Gentleman raised a hand in gesture at the restless flames; a ring of carved jade glowed against his pale knuckles.
“And we are grateful, very grateful. Still there are limits to what my boys can do and we care about them just the same. Some boys give what they can and yet sometimes it isn’t enough. I give back as we agreed in the beginning. One can’t summon Beauty and Truth with mere desire alone. One does what one can, one can only give away what one has.
“And I don’t want to be small about money.
“But my Prince traveled paths to my deepest being.
“Ah naughty boy, you smile, making a joke of my tenderest secrets…
“But I forgive you,” Gentleman said. He raised a hand to forestall any objection that may or may not have come.
“My Prince gave from a place within, and crossed a gulf as
wide as the continent crossed by the road that had brought me to his kingdom on the ocean…
“And the magic he showed me, the spectacular landscape of the mountains soaring above the beach, the twisting roads of the canyons, in one direction the Pacific hungrily devouring the sun in conflagration and in another the blanket of lights weaving and glittering and keeping at bay the black void to the East.
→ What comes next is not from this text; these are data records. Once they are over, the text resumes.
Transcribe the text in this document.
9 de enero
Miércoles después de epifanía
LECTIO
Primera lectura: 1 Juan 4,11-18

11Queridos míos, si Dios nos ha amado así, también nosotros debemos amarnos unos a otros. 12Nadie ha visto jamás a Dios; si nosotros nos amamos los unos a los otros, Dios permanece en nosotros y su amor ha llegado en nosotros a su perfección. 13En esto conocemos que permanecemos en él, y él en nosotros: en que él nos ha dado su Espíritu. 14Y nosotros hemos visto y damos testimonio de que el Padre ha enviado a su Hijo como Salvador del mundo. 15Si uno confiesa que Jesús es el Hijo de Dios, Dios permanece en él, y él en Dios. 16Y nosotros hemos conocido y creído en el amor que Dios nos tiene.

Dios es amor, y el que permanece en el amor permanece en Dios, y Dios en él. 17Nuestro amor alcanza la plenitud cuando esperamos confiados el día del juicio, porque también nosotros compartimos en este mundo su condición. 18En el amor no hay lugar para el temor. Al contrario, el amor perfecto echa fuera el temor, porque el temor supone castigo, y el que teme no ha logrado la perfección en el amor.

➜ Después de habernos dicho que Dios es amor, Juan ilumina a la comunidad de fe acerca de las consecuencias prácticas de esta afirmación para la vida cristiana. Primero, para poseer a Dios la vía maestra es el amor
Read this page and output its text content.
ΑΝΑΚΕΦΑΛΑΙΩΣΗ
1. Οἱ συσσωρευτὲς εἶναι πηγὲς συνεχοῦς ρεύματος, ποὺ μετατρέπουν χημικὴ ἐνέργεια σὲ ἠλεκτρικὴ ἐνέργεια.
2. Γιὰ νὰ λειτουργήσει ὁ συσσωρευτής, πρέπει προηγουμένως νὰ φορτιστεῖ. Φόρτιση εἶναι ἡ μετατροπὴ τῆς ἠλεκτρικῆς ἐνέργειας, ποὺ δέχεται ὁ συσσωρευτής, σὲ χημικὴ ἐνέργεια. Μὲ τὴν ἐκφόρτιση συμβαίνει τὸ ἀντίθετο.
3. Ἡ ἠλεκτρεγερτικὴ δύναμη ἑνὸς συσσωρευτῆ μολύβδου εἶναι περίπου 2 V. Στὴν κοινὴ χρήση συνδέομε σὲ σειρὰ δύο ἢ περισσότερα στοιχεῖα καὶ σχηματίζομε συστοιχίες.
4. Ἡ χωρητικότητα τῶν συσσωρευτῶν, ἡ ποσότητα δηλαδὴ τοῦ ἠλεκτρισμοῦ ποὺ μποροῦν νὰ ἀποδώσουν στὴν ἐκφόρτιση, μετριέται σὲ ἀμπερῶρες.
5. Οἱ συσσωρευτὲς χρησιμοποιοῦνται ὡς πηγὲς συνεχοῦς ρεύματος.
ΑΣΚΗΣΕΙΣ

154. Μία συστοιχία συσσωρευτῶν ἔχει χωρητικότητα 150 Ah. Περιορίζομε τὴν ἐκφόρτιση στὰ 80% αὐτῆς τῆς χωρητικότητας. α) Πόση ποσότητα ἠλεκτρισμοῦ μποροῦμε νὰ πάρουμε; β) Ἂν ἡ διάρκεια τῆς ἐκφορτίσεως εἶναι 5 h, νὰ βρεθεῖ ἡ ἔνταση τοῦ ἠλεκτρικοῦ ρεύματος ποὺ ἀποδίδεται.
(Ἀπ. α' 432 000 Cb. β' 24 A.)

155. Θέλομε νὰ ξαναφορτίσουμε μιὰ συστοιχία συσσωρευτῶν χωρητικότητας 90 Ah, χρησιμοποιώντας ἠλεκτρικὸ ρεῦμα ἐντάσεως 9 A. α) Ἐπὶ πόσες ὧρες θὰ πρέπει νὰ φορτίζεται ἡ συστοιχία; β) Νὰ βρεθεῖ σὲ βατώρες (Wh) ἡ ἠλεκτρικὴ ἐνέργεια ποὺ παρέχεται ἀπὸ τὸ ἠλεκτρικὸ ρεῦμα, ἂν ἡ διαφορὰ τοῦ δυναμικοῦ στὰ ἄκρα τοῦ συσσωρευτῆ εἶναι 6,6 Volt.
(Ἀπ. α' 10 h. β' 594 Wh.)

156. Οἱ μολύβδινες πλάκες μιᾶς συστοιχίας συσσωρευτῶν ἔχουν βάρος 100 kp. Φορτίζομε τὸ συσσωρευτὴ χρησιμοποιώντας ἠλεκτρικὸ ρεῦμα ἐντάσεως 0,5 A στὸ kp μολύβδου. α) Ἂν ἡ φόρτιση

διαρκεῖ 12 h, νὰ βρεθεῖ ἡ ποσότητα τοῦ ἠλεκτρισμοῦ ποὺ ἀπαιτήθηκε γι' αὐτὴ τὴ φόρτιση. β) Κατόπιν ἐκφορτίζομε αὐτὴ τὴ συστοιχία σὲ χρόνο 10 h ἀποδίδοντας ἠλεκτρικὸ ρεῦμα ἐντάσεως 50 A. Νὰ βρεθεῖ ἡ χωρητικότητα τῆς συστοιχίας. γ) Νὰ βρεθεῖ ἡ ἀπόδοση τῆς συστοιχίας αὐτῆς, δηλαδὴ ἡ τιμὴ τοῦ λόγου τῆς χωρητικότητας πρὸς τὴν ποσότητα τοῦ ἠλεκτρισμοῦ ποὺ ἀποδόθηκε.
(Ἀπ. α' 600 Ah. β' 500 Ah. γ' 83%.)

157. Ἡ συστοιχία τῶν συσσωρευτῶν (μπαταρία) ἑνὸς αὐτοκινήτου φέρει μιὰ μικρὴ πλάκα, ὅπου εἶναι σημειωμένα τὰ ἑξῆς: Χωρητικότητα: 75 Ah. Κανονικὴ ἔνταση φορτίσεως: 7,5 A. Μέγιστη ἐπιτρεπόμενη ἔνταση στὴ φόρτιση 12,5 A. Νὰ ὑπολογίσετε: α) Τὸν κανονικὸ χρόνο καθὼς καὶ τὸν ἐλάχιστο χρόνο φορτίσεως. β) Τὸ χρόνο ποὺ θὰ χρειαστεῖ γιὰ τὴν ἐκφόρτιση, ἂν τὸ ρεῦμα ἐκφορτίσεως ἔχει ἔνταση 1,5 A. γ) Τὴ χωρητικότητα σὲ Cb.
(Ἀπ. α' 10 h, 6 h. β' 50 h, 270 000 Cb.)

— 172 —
“And the amusements! He took me to Galaxy Studios, an alchemist laboratory where runaway locomotives and rampant dinosaurs lunged at visitors as we rode little trains and shrieked in delight and amazement at the wonders conjured by the imagination of subjects of this land of wonders.
“And he gave a party before I had to return,” Gentleman said with a catch in his throat.
“He said he had a surprise for me, a surprise for me whose life had always been as predictable as predetermined as a mathematical formula. He said he wanted me to meet his friends.
“And he was young and so were his friends, beautiful, young, the men as breathtaking as the women, cowboys and cheerleaders, street toughs, and curious creatures pale with hollows in their eyes called Goths.
“But not like the Visigoths or Ostrogoths-- these Goths wore delicate, fragile, secret smiles on their faces, beguiling in their strangeness.
“And I watched them all, feasting on their beauty, their youth but as much as I dwelled on what I saw I thrilled at their… anarchy! Their lives outside the confines of the harsh prison that I had known of acceptable manners, of the right thing to say, of the right thing to wear, of the right way to live. I learned that night that life like beauty was beyond rules. His friends simply lived without apologies, or excuses, or rules.
“And they danced while I watched in fascination. There’s something deliciously tantalizing about a grown man bouncing his thighs and legs to loud music, undulating without a second thought…
“And now and then I looked around to find my prince’s eyes on me that, sleepy smile for me, for me!” Gentleman’s voice rose, with surprising strength he beat a fist against his chest.